"Acordo não passa por cortes de pensões a pagamento", Paulo Portas

por RTP

O líder do CDS-PP, pertencente à Coligação Portugal à Frente, declarou, em entrevista à RTP, que existe uma certeza de que não existirão cortes nas pensões a pagamento e que tomou medidas de aumento em pensões que abrangeram mais de um milhão de pessoas.

O líder do CDS-PP afirmou, questionado sobre os lesados do BES, que se for necessário se encontra disponível para assinar uma subscrição às pessoas que perderam o seu dinheiro após a queda do Banco Espírito Santo.

"Se vier a ser necessário, com certeza. Chamo a atenção para as pessoas que acionaram providências cautelares e gostava de relembrar que não foram os responsáveis políticos que venderam papel comercial", declarou.

Paulo Portas continuou a sua explanação dizendo que foi sempre um dos que ouviu os lesados do BES e que foi um dos maiores críticos dos reguladores que não explicaram o que aconteceu em agosto de 2014.

"Houve pouca colaboração entre reguladores para procurar resolver o problema de muita gente, que penso ser sério, distinguindo investimentos de risco do que pode ser fraude, manipulação, levar alguém ao engano e aí temos de provar que podemos fazer justiça".

Sobre a atuação do executivo, o líder do CDS declarou que o Governo tomou todas as opções "que são certas".

"Se o PS fosse governo, o BES tinha sido nacionalizado ou então a Caixa Geral de Depósitos tinha entrado a apoiar uns grupos privados contra outros grupos privados. O Governo não nacionalizou o Banco Espírito Santo, o Governo não é acionista do Banco Espírito Santo, os contribuintes não são acionistas do Banco Espírito Santo e portanto não serão prejudicados pela resolução", explicou.
Cortes na Segurança Social

Em relação à Segurança Social, Paulo Portas disse que o executivo fez escolhas responsáveis pois admitiu que é necessária uma poupança no valor de 600 milhões de euros.
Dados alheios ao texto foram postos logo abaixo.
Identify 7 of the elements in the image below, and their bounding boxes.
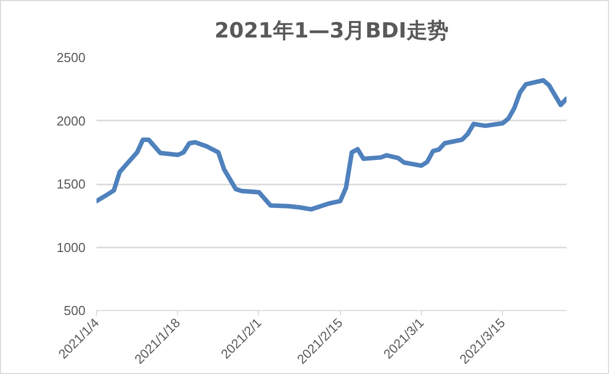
y-tick-label: 2500	[56, 50, 86, 65]
y-tick-label: 500	[64, 303, 86, 318]
y-tick-label: 1000	[56, 240, 86, 255]
line-series	[96, 78, 566, 212]
chart-title: 2021年1—3月BDI走势	[214, 18, 448, 42]
y-tick-label: 2000	[56, 113, 86, 128]
y-tick-label: 1500	[56, 176, 86, 192]
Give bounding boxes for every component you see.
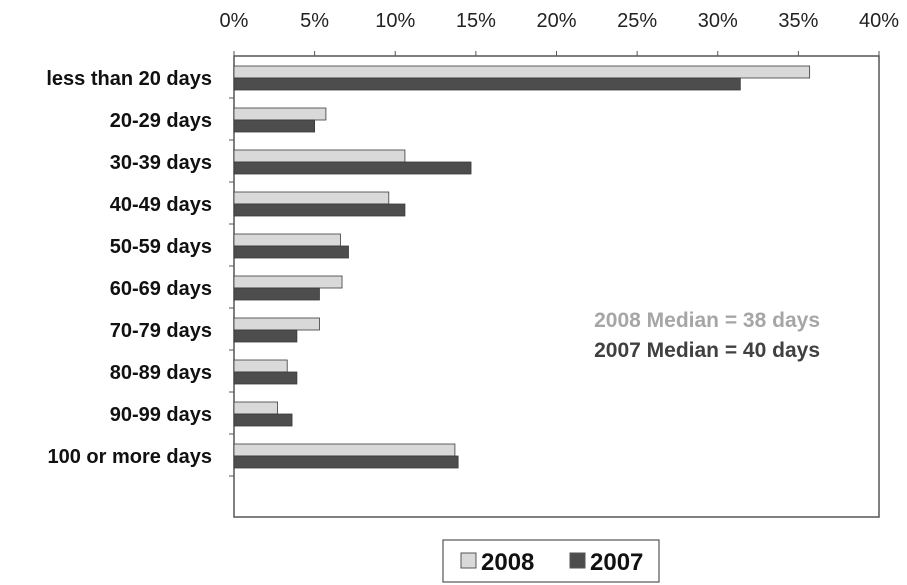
legend-label-2007: 2007 xyxy=(590,549,643,576)
bar-2007 xyxy=(233,413,293,427)
category-label: 100 or more days xyxy=(47,446,212,468)
bar-2007 xyxy=(233,77,741,91)
category-label: 60-69 days xyxy=(110,278,212,300)
bar-2008 xyxy=(233,359,288,373)
bar-2007 xyxy=(233,203,406,217)
category-label: 80-89 days xyxy=(110,362,212,384)
x-tick-label: 35% xyxy=(778,10,818,32)
annotation-2008-median: 2008 Median = 38 days xyxy=(594,309,820,332)
x-tick-label: 20% xyxy=(536,10,576,32)
bar-2008 xyxy=(233,65,811,79)
x-tick-label: 40% xyxy=(859,10,899,32)
bar-2008 xyxy=(233,317,320,331)
bar-2008 xyxy=(233,233,341,247)
x-tick-label: 30% xyxy=(698,10,738,32)
category-label: 50-59 days xyxy=(110,236,212,258)
bar-2008 xyxy=(233,443,456,457)
category-label: 70-79 days xyxy=(110,320,212,342)
category-label: 40-49 days xyxy=(110,194,212,216)
bar-2007 xyxy=(233,329,298,343)
bar-2008 xyxy=(233,401,278,415)
bar-2007 xyxy=(233,245,349,259)
legend-swatch-2007 xyxy=(569,552,586,569)
x-tick-label: 10% xyxy=(375,10,415,32)
bar-2008 xyxy=(233,107,327,121)
annotation-2007-median: 2007 Median = 40 days xyxy=(594,339,820,362)
category-label: less than 20 days xyxy=(46,68,212,90)
category-label: 20-29 days xyxy=(110,110,212,132)
x-axis-ticks: 0% 5% 10% 15% 20% 25% 30% 35% 40% xyxy=(220,10,899,56)
legend-swatch-2008 xyxy=(460,552,477,569)
legend-label-2008: 2008 xyxy=(481,549,534,576)
category-label: 90-99 days xyxy=(110,404,212,426)
bar-2008 xyxy=(233,149,406,163)
bars xyxy=(233,65,811,469)
x-tick-label: 15% xyxy=(456,10,496,32)
x-tick-label: 25% xyxy=(617,10,657,32)
bar-2007 xyxy=(233,371,298,385)
bar-2007 xyxy=(233,119,316,133)
bar-2007 xyxy=(233,287,320,301)
bar-2007 xyxy=(233,161,472,175)
x-tick-label: 5% xyxy=(300,10,329,32)
category-labels: less than 20 days 20-29 days 30-39 days 40-… xyxy=(46,68,234,477)
legend-box xyxy=(442,539,660,583)
bar-2008 xyxy=(233,275,343,289)
bar-2007 xyxy=(233,455,459,469)
legend: 2008 2007 xyxy=(442,539,660,583)
x-tick-label: 0% xyxy=(220,10,249,32)
category-label: 30-39 days xyxy=(110,152,212,174)
bar-2008 xyxy=(233,191,390,205)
"Faremos [a poupança] com respeito pelo Tribunal Constitucional e pela sua doutrina, em concertação social com os parceiros sociais e procurando um acordo com o maior partido da oposição".

"Na certeza de que esse acordo não passa por cortes de pensões a pagamento", afirmou Paulo Portas.

O vice-primeiro ministro continuou explicando que a CES (contribuição extraordinária de solidariedade), criada pelo governo anterior acabará com o executivo da coligação e que o governo não está a esconder medidas que contemplem o corte de 600 milhões de euros.

"Metade dos meus críticos não tem metade da autoridade que eu tenho no que toca à defesa dos pensionistas. Negociei com António Guterres o maior aumento de pensões rurais em Portugal, criei a pensão dos antigos combatentes, opus-me à TSU das pensões que era injusta porque acumulava com a CES".

No caso dos idosos, em que mais de 50 mil perderam o acesso ao complemento solidário, Paulo Portas argumentou que aumentou pensões mínimas e rurais que alcançaram um milhão de pessoas.

"São as pessoas mais pobres e que trabalharam num tempo em que não havia Estado Social. Os socialistas sem troika congelaram as pensões mínimas, sociais e rurais. Sempre considerámos essencial aumentar a pensão mínima, social e rural para que as pessoas não tivessem que sofrer o efeito da inflação e do custo de vida".
Emprego jovem em análise

Paulo Portas afirmou que em relação ao fluxo de jovens que saíram de Portugal para procurar trabalho, não houve qualquer atitude de resignação e avisa que foi um problema deixado pelo governo socialista.

"Os portugueses resolveram com os seus sacrifícios, a quem eu peço sempre homenagem, o problema deixado pelo Partido Socialista", disse.

"Desde janeiro de 2013 mais de 230 mil empregos criados na economia, o melhor indicador de confiança da economia portuguesa desde 2001, consumidores, 2008, empresários. O investimento que é condição crítica do emprego está a disparar, as exportações batem recordes".

Sobre os 31 por cento de desemprego jovem, Paulo Portas afirmou que o programa 'Vem' não é o único para apelar ao regresso dos jovens portugueses que tiveram de sair do país.

"O Governo tem inúmeras propostas de ativação de medidas de emprego que têm funcionado com as empresas. Quando não havia troika, o emprego desceu com o Partido Socialista, com o memorando, obviamente, desceu e nunca neguei que se perderam muitos empregos", disse.

E continuou afirmando que "a partir de 2013, a criação de emprego subiu", rematou.